Some experts also have linked the water to Legionnaires’ disease, a type of pneumonia caused by bacteria that thrive in warm water and infect the lungs. People can get sick if they inhale mist or vapor, typically from cooling systems.

Flint’s water no longer comes from the river and has significantly improved, but some residents are so distrustful that they continue to use bottled water.

The criminal probe began in 2016, when Bill Schuette was attorney general. He hired a Detroit-area lawyer, Todd Flood, as special prosecutor. Andy Arena, the former head of the FBI in Detroit, was a key investigator.

No one is behind bars. Seven of 15 people charged pleaded no contest to misdemeanors. Their records will eventually be scrubbed clean.

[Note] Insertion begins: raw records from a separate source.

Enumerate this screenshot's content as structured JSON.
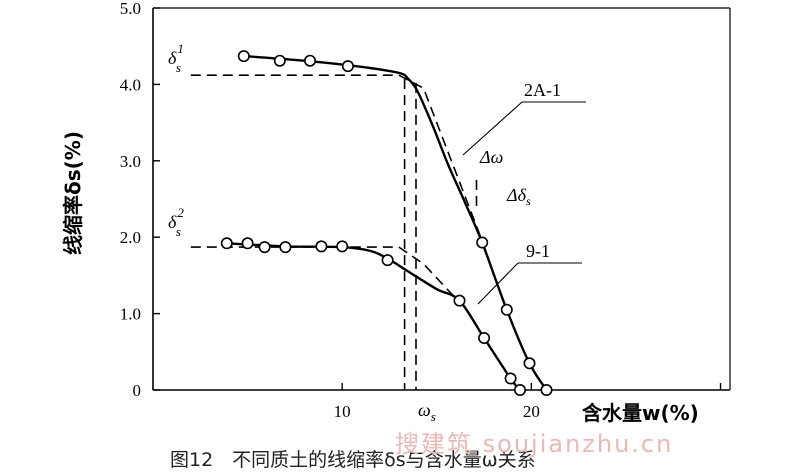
{
  "chart_data": {
    "type": "line",
    "xlabel": "含水量w(%)",
    "ylabel": "线缩率δs(%)",
    "xlim": [
      0,
      30.5
    ],
    "ylim": [
      0,
      5.0
    ],
    "x_ticks": [
      10,
      20
    ],
    "y_ticks": [
      "0",
      "1.0",
      "2.0",
      "3.0",
      "4.0",
      "5.0"
    ],
    "series": [
      {
        "name": "2A-1",
        "markers": [
          [
            4.8,
            4.37
          ],
          [
            6.7,
            4.31
          ],
          [
            8.3,
            4.31
          ],
          [
            10.3,
            4.24
          ],
          [
            17.4,
            1.93
          ],
          [
            18.7,
            1.05
          ],
          [
            19.9,
            0.35
          ],
          [
            20.8,
            0.0
          ]
        ],
        "curve": [
          [
            4.8,
            4.37
          ],
          [
            8.0,
            4.31
          ],
          [
            11.0,
            4.23
          ],
          [
            13.0,
            4.15
          ],
          [
            13.5,
            4.07
          ],
          [
            14.0,
            3.9
          ],
          [
            14.8,
            3.45
          ],
          [
            15.6,
            2.95
          ],
          [
            16.5,
            2.45
          ],
          [
            17.4,
            1.93
          ],
          [
            18.7,
            1.05
          ],
          [
            19.9,
            0.35
          ],
          [
            20.8,
            0.0
          ]
        ]
      },
      {
        "name": "9-1",
        "markers": [
          [
            3.9,
            1.92
          ],
          [
            5.0,
            1.92
          ],
          [
            5.9,
            1.87
          ],
          [
            7.0,
            1.87
          ],
          [
            8.9,
            1.88
          ],
          [
            10.0,
            1.88
          ],
          [
            12.4,
            1.7
          ],
          [
            16.2,
            1.17
          ],
          [
            17.5,
            0.68
          ],
          [
            18.9,
            0.15
          ],
          [
            19.4,
            0.0
          ]
        ],
        "curve": [
          [
            3.9,
            1.92
          ],
          [
            7.0,
            1.88
          ],
          [
            10.0,
            1.87
          ],
          [
            11.5,
            1.82
          ],
          [
            12.4,
            1.72
          ],
          [
            13.5,
            1.55
          ],
          [
            15.0,
            1.32
          ],
          [
            16.2,
            1.17
          ],
          [
            17.5,
            0.68
          ],
          [
            18.9,
            0.15
          ],
          [
            19.4,
            0.0
          ]
        ]
      }
    ],
    "tangents": [
      {
        "points": [
          [
            2.0,
            4.12
          ],
          [
            13.0,
            4.12
          ]
        ]
      },
      {
        "points": [
          [
            13.0,
            4.12
          ],
          [
            14.3,
            3.95
          ],
          [
            17.4,
            1.95
          ]
        ]
      },
      {
        "points": [
          [
            2.0,
            1.87
          ],
          [
            13.0,
            1.87
          ]
        ]
      },
      {
        "points": [
          [
            13.0,
            1.87
          ],
          [
            14.3,
            1.65
          ],
          [
            16.0,
            1.2
          ]
        ]
      },
      {
        "points": [
          [
            13.3,
            4.07
          ],
          [
            13.3,
            0.0
          ]
        ]
      },
      {
        "points": [
          [
            13.9,
            4.02
          ],
          [
            13.9,
            0.0
          ]
        ]
      },
      {
        "points": [
          [
            17.1,
            2.75
          ],
          [
            17.1,
            2.35
          ]
        ]
      }
    ],
    "annotations": {
      "ds1": "δ",
      "ds1_sub": "s",
      "ds1_sup": "1",
      "ds2": "δ",
      "ds2_sub": "s",
      "ds2_sup": "2",
      "omega_s": "ω",
      "omega_s_sub": "s",
      "label_2a1": "2A-1",
      "label_91": "9-1",
      "delta_omega": "Δω",
      "delta_ds": "Δδ",
      "delta_ds_sub": "s"
    }
  },
  "caption": {
    "text": "图12　不同质土的线缩率δs与含水量ω关系"
  },
  "watermark": {
    "text": "搜建筑 soujianzhu.cn"
  }
}
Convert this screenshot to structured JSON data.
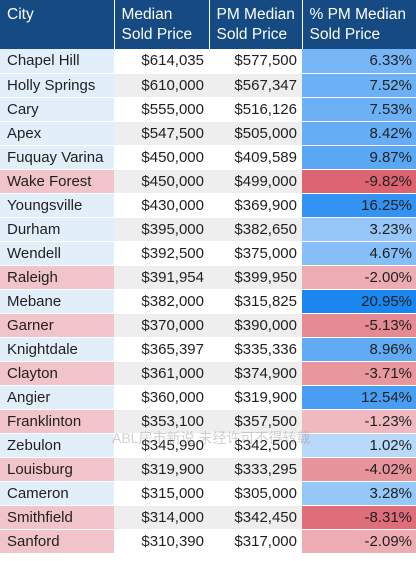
{
  "chart_data": {
    "type": "table",
    "columns": [
      "City",
      "Median Sold Price",
      "PM Median Sold Price",
      "% PM Median Sold Price"
    ],
    "rows": [
      {
        "city": "Chapel Hill",
        "median": "$614,035",
        "pm_median": "$577,500",
        "pct": "6.33%",
        "pct_value": 6.33
      },
      {
        "city": "Holly Springs",
        "median": "$610,000",
        "pm_median": "$567,347",
        "pct": "7.52%",
        "pct_value": 7.52
      },
      {
        "city": "Cary",
        "median": "$555,000",
        "pm_median": "$516,126",
        "pct": "7.53%",
        "pct_value": 7.53
      },
      {
        "city": "Apex",
        "median": "$547,500",
        "pm_median": "$505,000",
        "pct": "8.42%",
        "pct_value": 8.42
      },
      {
        "city": "Fuquay Varina",
        "median": "$450,000",
        "pm_median": "$409,589",
        "pct": "9.87%",
        "pct_value": 9.87
      },
      {
        "city": "Wake Forest",
        "median": "$450,000",
        "pm_median": "$499,000",
        "pct": "-9.82%",
        "pct_value": -9.82
      },
      {
        "city": "Youngsville",
        "median": "$430,000",
        "pm_median": "$369,900",
        "pct": "16.25%",
        "pct_value": 16.25
      },
      {
        "city": "Durham",
        "median": "$395,000",
        "pm_median": "$382,650",
        "pct": "3.23%",
        "pct_value": 3.23
      },
      {
        "city": "Wendell",
        "median": "$392,500",
        "pm_median": "$375,000",
        "pct": "4.67%",
        "pct_value": 4.67
      },
      {
        "city": "Raleigh",
        "median": "$391,954",
        "pm_median": "$399,950",
        "pct": "-2.00%",
        "pct_value": -2.0
      },
      {
        "city": "Mebane",
        "median": "$382,000",
        "pm_median": "$315,825",
        "pct": "20.95%",
        "pct_value": 20.95
      },
      {
        "city": "Garner",
        "median": "$370,000",
        "pm_median": "$390,000",
        "pct": "-5.13%",
        "pct_value": -5.13
      },
      {
        "city": "Knightdale",
        "median": "$365,397",
        "pm_median": "$335,336",
        "pct": "8.96%",
        "pct_value": 8.96
      },
      {
        "city": "Clayton",
        "median": "$361,000",
        "pm_median": "$374,900",
        "pct": "-3.71%",
        "pct_value": -3.71
      },
      {
        "city": "Angier",
        "median": "$360,000",
        "pm_median": "$319,900",
        "pct": "12.54%",
        "pct_value": 12.54
      },
      {
        "city": "Franklinton",
        "median": "$353,100",
        "pm_median": "$357,500",
        "pct": "-1.23%",
        "pct_value": -1.23
      },
      {
        "city": "Zebulon",
        "median": "$345,990",
        "pm_median": "$342,500",
        "pct": "1.02%",
        "pct_value": 1.02
      },
      {
        "city": "Louisburg",
        "median": "$319,900",
        "pm_median": "$333,295",
        "pct": "-4.02%",
        "pct_value": -4.02
      },
      {
        "city": "Cameron",
        "median": "$315,000",
        "pm_median": "$305,000",
        "pct": "3.28%",
        "pct_value": 3.28
      },
      {
        "city": "Smithfield",
        "median": "$314,000",
        "pm_median": "$342,450",
        "pct": "-8.31%",
        "pct_value": -8.31
      },
      {
        "city": "Sanford",
        "median": "$310,390",
        "pm_median": "$317,000",
        "pct": "-2.09%",
        "pct_value": -2.09
      }
    ]
  },
  "colors": {
    "header_bg": "#164a82",
    "header_text": "#ffffff",
    "positive_strong": "#1a86f0",
    "positive_light": "#e6f1fd",
    "negative_strong": "#dc6470",
    "negative_light": "#fbe8ea",
    "city_positive_bg": "#e2eefa",
    "city_negative_bg": "#f1c4c9",
    "price_bg": "#ffffff",
    "price_bg_alt": "#eeeeee"
  },
  "watermark": "ABL房市新说 未经许可不得转载"
}
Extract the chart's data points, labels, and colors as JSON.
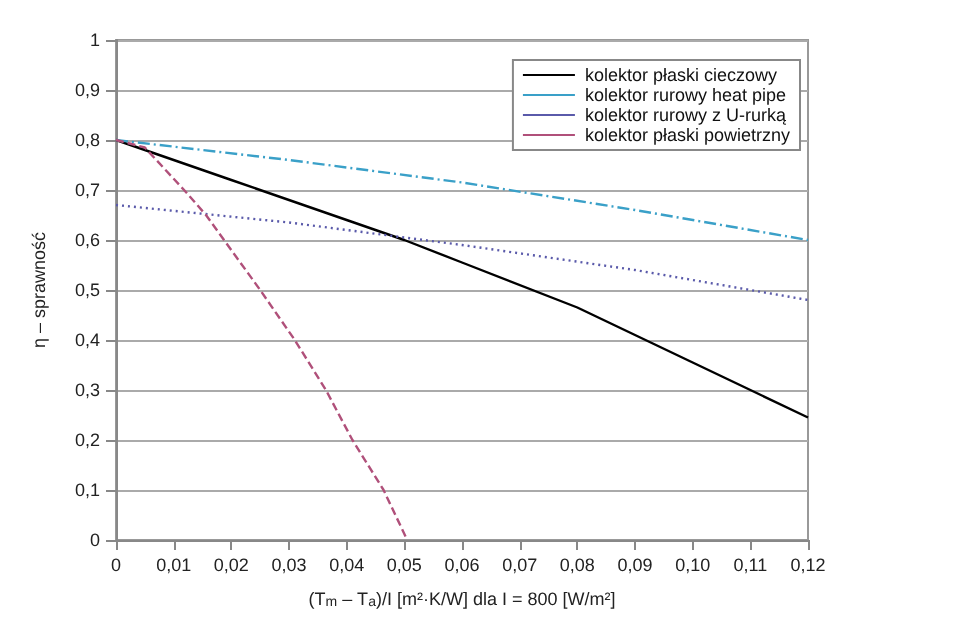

Charges were pending against eight people, including former Michigan chief medical executive Eden Wells and two men, Gerald Ambrose and Darnell Earley, who were state-appointed emergency managers in Flint. Like Lyon, Wells was charged with involuntary manslaughter.

Through March, the investigation and prosecution had cost about $9.5 million, records show. State agencies separately have spent millions of dollars to provide defense lawyers to public employees.

Hammoud dismissed Flood in April and put together a new team. He did not immediately respond to a request for comment on the dismissal of charges.